The influence of Sherlock Holmes made itself felt within months of the publication of the first short stories in the Strand Magazine . There was plagiarism which achieved its apogee with Sexton Blake who had rooms in Baker Street, and there were rivals who knew they could succeed only by being different. The Golden Age of detective fiction was littered with a strange array of private inquiry agents who were fat, blind, Belgian or of the opposite sex. Yet for all their attempts at being different, they never entirely escaped the shadow of Sherlock Holmes. As Scotland Yard had discovered, his longest shots invariably hit their mark, and even when he was outwitted, as he was by Irene Adler, his reputation was enhanced.
It is the art of a great writer to leave the reader anxious for more, and Dr Watson was such a writer. He often erred on the side of discretion, and he intrigued the reader because of his less than perfect grasp of detail. Where his knowledge failed he resorted to imagination and was not unduly concerned when this led to contradictions and inconsistencies within the text. He introduced colour and variety and irrelevance, which added to the myth and gave the reader a picture which was sharp in its essentials, but blurred at the edges.

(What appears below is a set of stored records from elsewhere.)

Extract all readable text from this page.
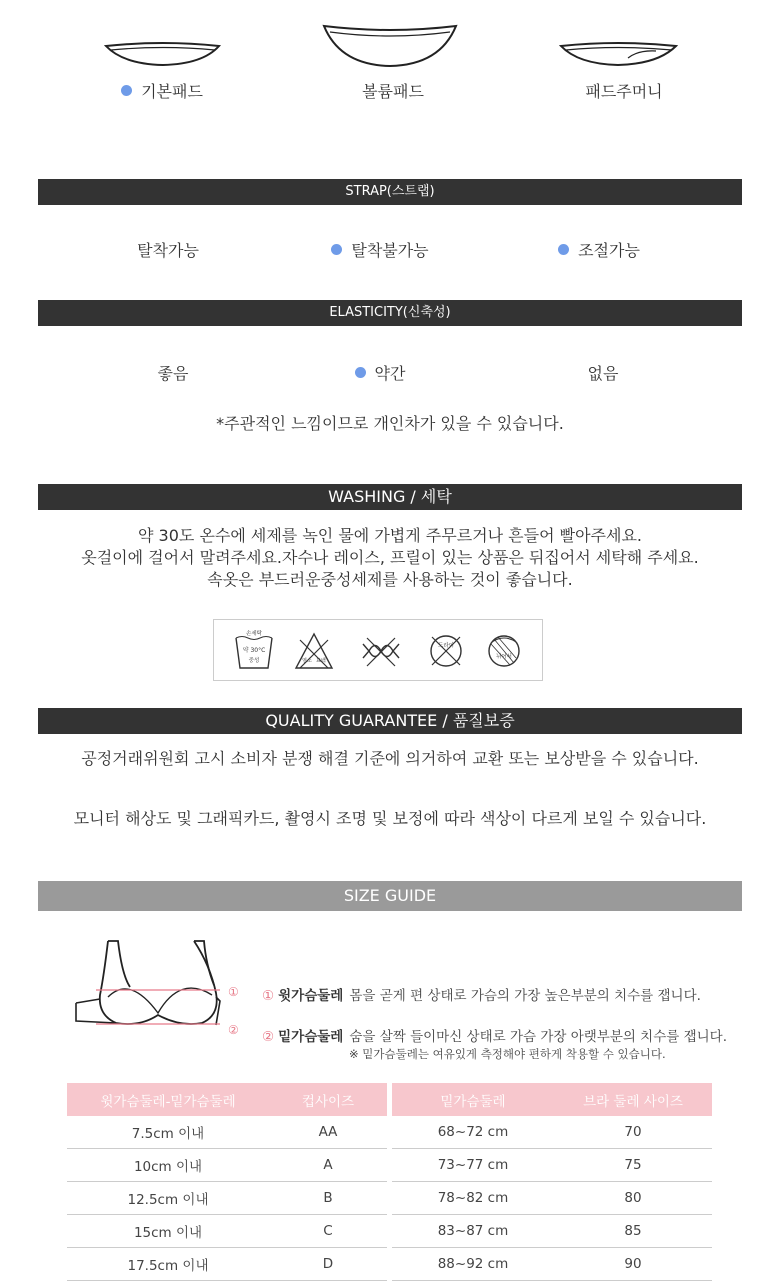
기본패드	볼륨패드	패드주머니
STRAP(스트랩)
탈착가능	탈착불가능	조절가능
ELASTICITY(신축성)
좋음	약간	없음
*주관적인 느낌이므로 개인차가 있을 수 있습니다.
WASHING / 세탁
약 30도 온수에 세제를 녹인 물에 가볍게 주무르거나 흔들어 빨아주세요.
옷걸이에 걸어서 말려주세요.자수나 레이스, 프릴이 있는 상품은 뒤집어서 세탁해 주세요.
속옷은 부드러운중성세제를 사용하는 것이 좋습니다.
손세탁
약 30°C
중성	염소 표백
드라이
뉘어서
QUALITY GUARANTEE / 품질보증
공정거래위원회 고시 소비자 분쟁 해결 기준에 의거하여 교환 또는 보상받을 수 있습니다.
모니터 해상도 및 그래픽카드, 촬영시 조명 및 보정에 따라 색상이 다르게 보일 수 있습니다.
SIZE GUIDE
①
②
① 윗가슴둘레 몸을 곧게 편 상태로 가슴의 가장 높은부분의 치수를 잽니다.
② 밑가슴둘레 숨을 살짝 들이마신 상태로 가슴 가장 아랫부분의 치수를 잽니다.
※ 밑가슴둘레는 여유있게 측정해야 편하게 착용할 수 있습니다.
윗가슴둘레-밑가슴둘레	컵사이즈
7.5cm 이내	AA
10cm 이내	A
12.5cm 이내	B
15cm 이내	C
17.5cm 이내	D
밑가슴둘레	브라 둘레 사이즈
68~72 cm	70
73~77 cm	75
78~82 cm	80
83~87 cm	85
88~92 cm	90
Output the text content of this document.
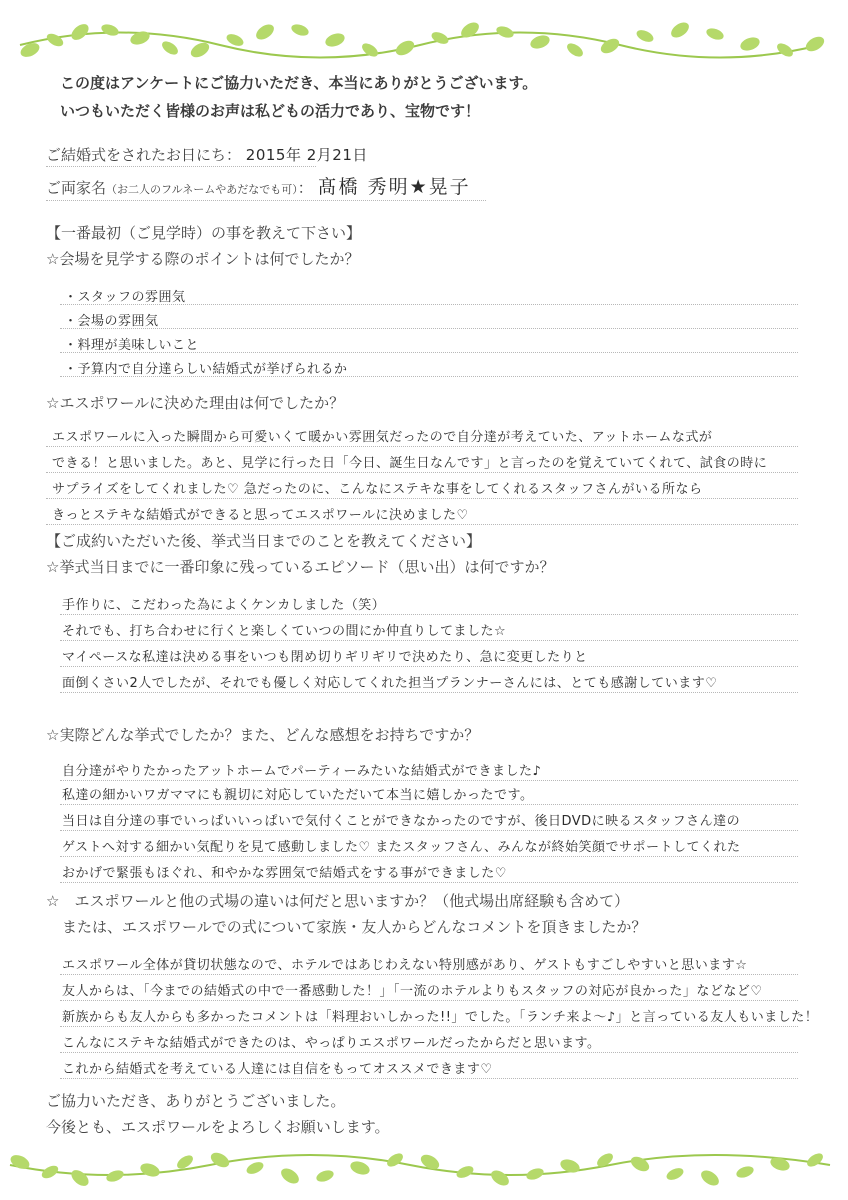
この度はアンケートにご協力いただき、本当にありがとうございます。
いつもいただく皆様のお声は私どもの活力であり、宝物です！
ご結婚式をされたお日にち： 2015年 2月21日
ご両家名（お二人のフルネームやあだなでも可）： 髙橋 秀明★晃子
【一番最初（ご見学時）の事を教えて下さい】
☆会場を見学する際のポイントは何でしたか？
・スタッフの雰囲気
・会場の雰囲気
・料理が美味しいこと
・予算内で自分達らしい結婚式が挙げられるか
☆エスポワールに決めた理由は何でしたか？
エスポワールに入った瞬間から可愛いくて暖かい雰囲気だったので自分達が考えていた、アットホームな式が
できる！と思いました。あと、見学に行った日「今日、誕生日なんです」と言ったのを覚えていてくれて、試食の時に
サプライズをしてくれました♡ 急だったのに、こんなにステキな事をしてくれるスタッフさんがいる所なら
きっとステキな結婚式ができると思ってエスポワールに決めました♡
【ご成約いただいた後、挙式当日までのことを教えてください】
☆挙式当日までに一番印象に残っているエピソード（思い出）は何ですか？
手作りに、こだわった為によくケンカしました（笑）
それでも、打ち合わせに行くと楽しくていつの間にか仲直りしてました☆
マイペースな私達は決める事をいつも閉め切りギリギリで決めたり、急に変更したりと
面倒くさい2人でしたが、それでも優しく対応してくれた担当プランナーさんには、とても感謝しています♡
☆実際どんな挙式でしたか？また、どんな感想をお持ちですか？
自分達がやりたかったアットホームでパーティーみたいな結婚式ができました♪
私達の細かいワガママにも親切に対応していただいて本当に嬉しかったです。
当日は自分達の事でいっぱいいっぱいで気付くことができなかったのですが、後日DVDに映るスタッフさん達の
ゲストへ対する細かい気配りを見て感動しました♡ またスタッフさん、みんなが終始笑顔でサポートしてくれた
おかげで緊張もほぐれ、和やかな雰囲気で結婚式をする事ができました♡
☆　エスポワールと他の式場の違いは何だと思いますか？（他式場出席経験も含めて）
または、エスポワールでの式について家族・友人からどんなコメントを頂きましたか？
エスポワール全体が貸切状態なので、ホテルではあじわえない特別感があり、ゲストもすごしやすいと思います☆
友人からは、「今までの結婚式の中で一番感動した！」「一流のホテルよりもスタッフの対応が良かった」などなど♡
新族からも友人からも多かったコメントは「料理おいしかった!!」でした。「ランチ来よ〜♪」と言っている友人もいました！
こんなにステキな結婚式ができたのは、やっぱりエスポワールだったからだと思います。
これから結婚式を考えている人達には自信をもってオススメできます♡
ご協力いただき、ありがとうございました。
今後とも、エスポワールをよろしくお願いします。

No reader has ever put down the stories believing that Watson had said the last word on the subject. For some there was an irresistible urge to parody the style and to play with the name of Sherlock Holmes (which lends itself well to mutations such as Shylock Bones, Sherluck Gnomes, Picklock Holes, or Sheerlecoq Omes). The parodies made fun of the contrasting characteristics of Holmes and Watson, between the infallible brain which could distinguish 144 types of cigarette ash or recognize clay and earth from the counties of England (something still denied to the most sophisticated computers of the late twentieth century) and the obtuseness of the all-admiring friend.
The greatest scope for other writers lay in the unrecorded, unfathomed and unfinished cases. When Watson made it known that Holmes had survived the struggle at the Reichenbach Falls, there were demands that he should furnish the public with details of the cases which he had already mentioned, and he proceeded to do so with The Second Stain (to which he had referred on two occasions). Even then there was an alternative literature provided by others, including major writers such as Bret Harte, and Mark Twain (who introduced Holmes into his late novel, A Double-Barrelled Detective Story ).
The early apocryphal works did not profess to be part of the original canon, for the concept only developed after Ronald Knox had elevated the study of Sherlock Holmes to new and rarefied heights in 1911 with his famous satirical essay, Studies in the Literature of Sherlock Holmes. This gave impetus to the serious study of the stories and raised the possibility that there was not one but two authors (as had been suggested in the writing of the Odyssey ) or that Watson had described the early cases as they happened, but had invented the later ones to satisfy public demand. The new scholarship opened the way for others to take up their pens to continue the saga, while remaining faithful to their subject as had the story-tellers of old who created heroic deeds for Alexander the Great of which historians were previously unaware.